"Crystal was one of the more disabled members of the (special education) group. She was a beautiful girl of about eleven, but she had no speech and very little control of her limbs. She was in a wheelchair, (which) had a wooden tray on the front. When she came into the library, her head was always down and her eyes were staring at that tray ... she didn't move. It was like she wasn't even there ... Then one week Dewey jumped on Crystal's wheelchair tray. Crystal squealed. She had been coming to the library for years ... That squeal was the first sound I ever heard her make ... Dewey started visiting Crystal every week ... Whenever she saw Dewey, Crystal glowed. Her eyes had always been blank. Now they were on fire ... Once her wheelchair was parked, he jumped on her tray, and happiness exploded from within her. She started to squeal, and her smile, you couldn't believe how big and bright it was. Crystal had the best smile in the world ... one day she looked up and made eye contact with me. She was overcome with joy, and she wanted to share the moment with someone, with everyone. This from a girl who for years never lifted her eyes from the floor ... I can't imagine Crystal's life ... But I know that whenever she was in the Spencer Public Library with Dewey, she was happy." - Author Vicki Myron in DEWEY
On the bitterly cold morning of January 18, 1988, the director of the public library in Spencer, Iowa, Vicki Myron, discovered a shivering, terrified, and half-frozen kitten in the library's book drop-off box. On November 29, 2006, Vicki cradled Dewey, who was by then suffering from incurable stomach cancer, as he was euthanized by the local veterinarian. DEWEY tells the story of the intervening nineteen years when Dewey, full name Dewey Readmore Books, was adopted by the library staff, and Vicki in particular, and became the facility's resident cat, loved by the townsfolk and internationally famous.
At first, I was tempted to write that DEWEY is a book for cat lovers. But that would be too narrow a perspective. Rather, this charming and heart-warming - OK, incorrigibly warm and fuzzy - volume is for anyone that recognizes the hold that pets can have on our lives. Mind you, though, I've never heard of a library dog.
If the story of Dewey has any weakness, it's perhaps that Myron goes a bit over the top anthropomorphizing her fuzzy friend. Having been owned by a series of housecats over the decades - Puff, Kitty, Martha, Tessa, Trouble, Amanda, Hidie, et al - I can testify that Dewey was just doing what he did best, i.e. being feline. But he had a special talent for carrying it off with paramount grace and equanimity in the face of so much human attention.
In the end, Vicki states:
"(In life), the most important thing is to have someone to scoop you up, to hold you tight, and to tell you everything is all right ... For years, I thought I had done that for Dewey. I thought that was my story to tell ... But that's only a sliver of the truth. The real truth is that for all those years, on the hard days, the good days, and all the unremembered days that make up the pages of the real book of our lives, Dewey was holding me."
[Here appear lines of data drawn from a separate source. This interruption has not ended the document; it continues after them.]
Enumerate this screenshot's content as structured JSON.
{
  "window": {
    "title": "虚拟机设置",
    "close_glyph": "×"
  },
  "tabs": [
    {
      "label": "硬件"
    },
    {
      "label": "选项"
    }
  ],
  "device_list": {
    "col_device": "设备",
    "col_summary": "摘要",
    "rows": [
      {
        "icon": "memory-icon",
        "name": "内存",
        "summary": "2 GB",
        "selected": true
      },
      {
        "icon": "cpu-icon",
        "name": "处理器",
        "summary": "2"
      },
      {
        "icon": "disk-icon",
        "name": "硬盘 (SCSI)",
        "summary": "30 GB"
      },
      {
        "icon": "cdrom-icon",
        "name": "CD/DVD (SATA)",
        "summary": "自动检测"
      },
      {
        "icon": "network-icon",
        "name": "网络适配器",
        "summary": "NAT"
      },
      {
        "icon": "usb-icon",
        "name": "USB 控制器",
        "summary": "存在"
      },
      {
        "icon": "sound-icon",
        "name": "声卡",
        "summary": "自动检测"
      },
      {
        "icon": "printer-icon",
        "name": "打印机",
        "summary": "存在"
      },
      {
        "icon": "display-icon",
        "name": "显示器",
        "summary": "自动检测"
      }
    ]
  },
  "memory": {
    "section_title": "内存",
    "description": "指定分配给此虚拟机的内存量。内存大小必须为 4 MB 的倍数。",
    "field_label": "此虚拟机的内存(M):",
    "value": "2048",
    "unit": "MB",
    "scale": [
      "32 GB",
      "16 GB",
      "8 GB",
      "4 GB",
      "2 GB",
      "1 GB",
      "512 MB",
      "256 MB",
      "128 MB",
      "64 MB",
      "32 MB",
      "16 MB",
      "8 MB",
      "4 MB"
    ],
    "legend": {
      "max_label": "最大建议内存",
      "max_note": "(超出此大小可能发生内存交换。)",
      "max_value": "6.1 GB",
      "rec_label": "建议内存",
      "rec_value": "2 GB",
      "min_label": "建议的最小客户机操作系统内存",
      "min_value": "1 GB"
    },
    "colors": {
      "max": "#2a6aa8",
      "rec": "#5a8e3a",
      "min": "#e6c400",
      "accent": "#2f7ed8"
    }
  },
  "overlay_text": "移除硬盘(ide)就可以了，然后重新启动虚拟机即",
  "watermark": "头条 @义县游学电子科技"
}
My calico pal Trouble has now been living with me and my wife for seventeen years. Though she - Trouble, not the wife - suffers from no overt disease, she's getting thin and feeble with age. I don't imagine she'll share our lives longer than a couple more years, if that. I shall miss her terribly when she goes.
P.S. 3/17/09: Several days ago, Trouble was diagnosed with acute renal failure, and the prognosis was bleak. Last night, we had a visiting vet service euthanize her at our home. Holding Trouble as the sedating and killing injections were administered was the hardest thing I've ever done. Today is the first day since she joined us so long ago that I'll come home and she won't be there. I miss my little pal.